Im Spielabschnitt zwei war es die Partie zweier Mannschaften auf Augenhöhe. Zwar bewahrte Magdeburg die Führung, aber die Eulen kamen stets bis auf ein Tor heran. Daran hatte auch Torhüter Kevin Klier großen Anteil, der mit neun Paraden in der zweiten Hälfte erneut seine Extra-Klasse bewies.

Beeindruckend auch das Debüt von Junioren-Nationalspieler Robin Egelhof, der gleich mit drei Toren bewies, dass er sich in der Liga durchsetzen kann. "Wer drei Tore von fünf Würfen in seinem ersten Spiel in dieser Liga macht, der kann uns in der Zukunft noch viel Freude machen", sagte Matschke.

Dass es zum gewünschten Punktgewinn nicht reichte, lag daran, dass die Zahl der technischen Fehler immer noch zu hoch waren. "Mit der Zahl der technischen Fehler sind wir noch nicht konkurrenzfähig", meinte Matschke. Dazu kamen auch die acht Zeitstrafen, die die Mannschaft besonders in der Schlussphase aus dem Tritt brachte.

"Wir haben viele Sachen gut gemacht, aber auch einige Dinge noch nicht gut genug. Das werden wir gemeinsam analysieren und weiter daran arbeiten, um es noch besser zu machen", blickt der sichtlich von einer starken Erkältung geplagte Trainer auf die nächste Partie in Berlin.

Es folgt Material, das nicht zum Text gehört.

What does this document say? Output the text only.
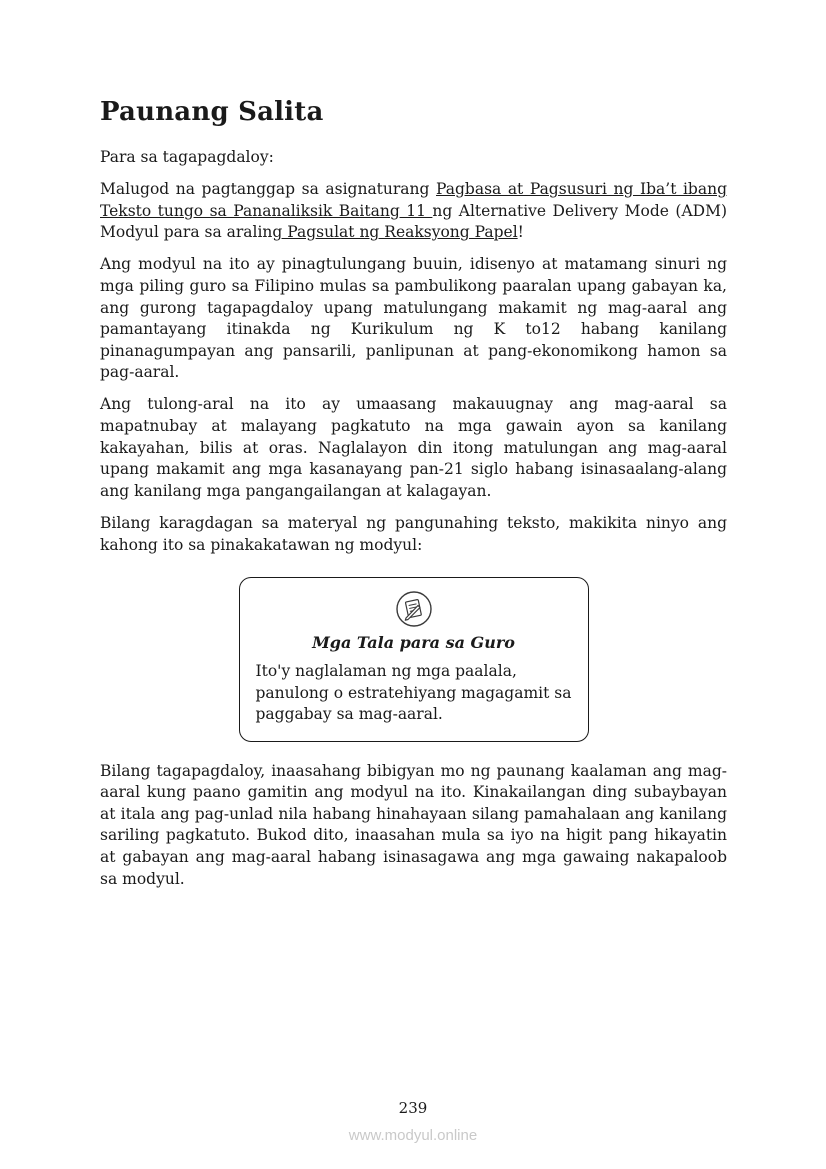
Paunang Salita

Para sa tagapagdaloy:

Malugod na pagtanggap sa asignaturang Pagbasa at Pagsusuri ng Iba’t ibang Teksto tungo sa Pananaliksik Baitang 11 ng Alternative Delivery Mode (ADM) Modyul para sa araling Pagsulat ng Reaksyong Papel!

Ang modyul na ito ay pinagtulungang buuin, idisenyo at matamang sinuri ng mga piling guro sa Filipino mulas sa pambulikong paaralan upang gabayan ka, ang gurong tagapagdaloy upang matulungang makamit ng mag-aaral ang pamantayang itinakda ng Kurikulum ng K to12 habang kanilang pinanagumpayan ang pansarili, panlipunan at pang-ekonomikong hamon sa pag-aaral.

Ang tulong-aral na ito ay umaasang makauugnay ang mag-aaral sa mapatnubay at malayang pagkatuto na mga gawain ayon sa kanilang kakayahan, bilis at oras. Naglalayon din itong matulungan ang mag-aaral upang makamit ang mga kasanayang pan-21 siglo habang isinasaalang-alang ang kanilang mga pangangailangan at kalagayan.

Bilang karagdagan sa materyal ng pangunahing teksto, makikita ninyo ang kahong ito sa pinakakatawan ng modyul:

Mga Tala para sa Guro

Ito'y naglalaman ng mga paalala, panulong o estratehiyang magagamit sa paggabay sa mag-aaral.

Bilang tagapagdaloy, inaasahang bibigyan mo ng paunang kaalaman ang mag-aaral kung paano gamitin ang modyul na ito. Kinakailangan ding subaybayan at itala ang pag-unlad nila habang hinahayaan silang pamahalaan ang kanilang sariling pagkatuto. Bukod dito, inaasahan mula sa iyo na higit pang hikayatin at gabayan ang mag-aaral habang isinasagawa ang mga gawaing nakapaloob sa modyul.

239
www.modyul.online
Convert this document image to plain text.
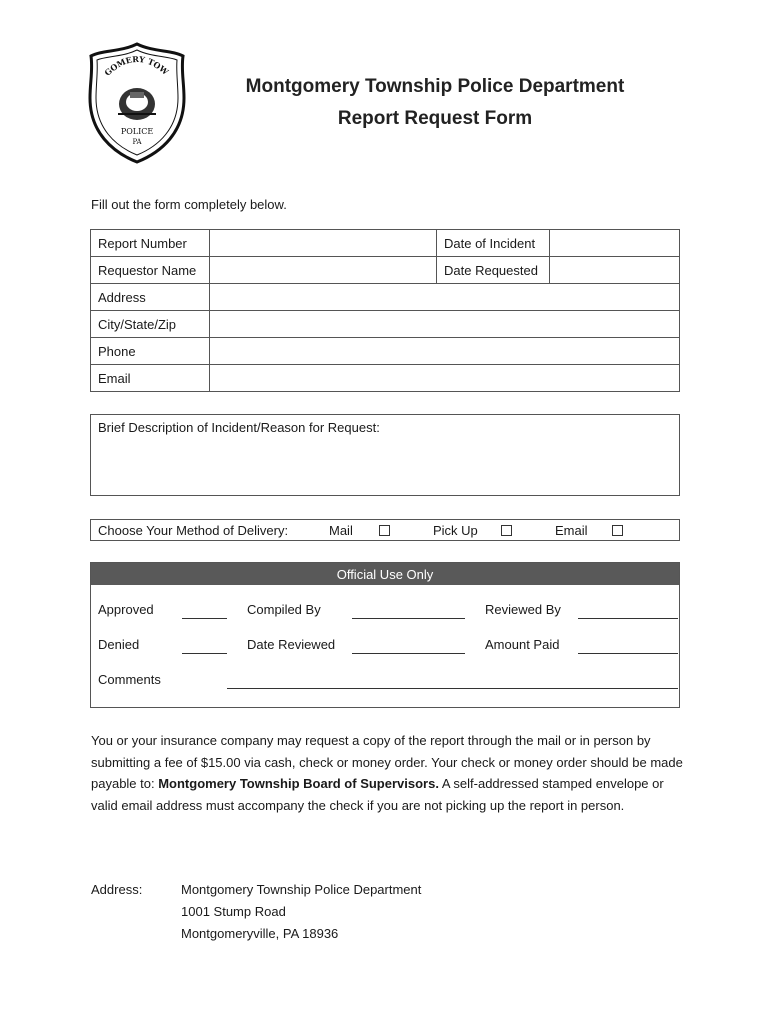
GOMERY TOW
POLICE
PA
Montgomery Township Police Department
Report Request Form
Fill out the form completely below.
Report Number		Date of Incident	
Requestor Name		Date Requested	
Address			
City/State/Zip			
Phone			
Email			
Brief Description of Incident/Reason for Request:
Choose Your Method of Delivery:	Mail	Pick Up	Email
Official Use Only
Approved	Compiled By	Reviewed By
Denied	Date Reviewed	Amount Paid
Comments
You or your insurance company may request a copy of the report through the mail or in person by submitting a fee of $15.00 via cash, check or money order. Your check or money order should be made payable to: Montgomery Township Board of Supervisors. A self-addressed stamped envelope or valid email address must accompany the check if you are not picking up the report in person.
Address:	Montgomery Township Police Department
1001 Stump Road
Montgomeryville, PA 18936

Bis auf den verletzten David Schmidt, der in Magdeburg als Betreuer auf der Bank Platz nahm, kann Matschke weiter auf seinen kompletten Kader zurückgreifen. Kreisläufer Max Haider, der die Reise nach Sachsen-Anhalt nicht angetreten hatte, wird allerdings am kommenden Sonntag gegen die Füchse Berlin (15:00 Uhr, Max-Schmeling-Halle) in der Hauptstadt erwartet.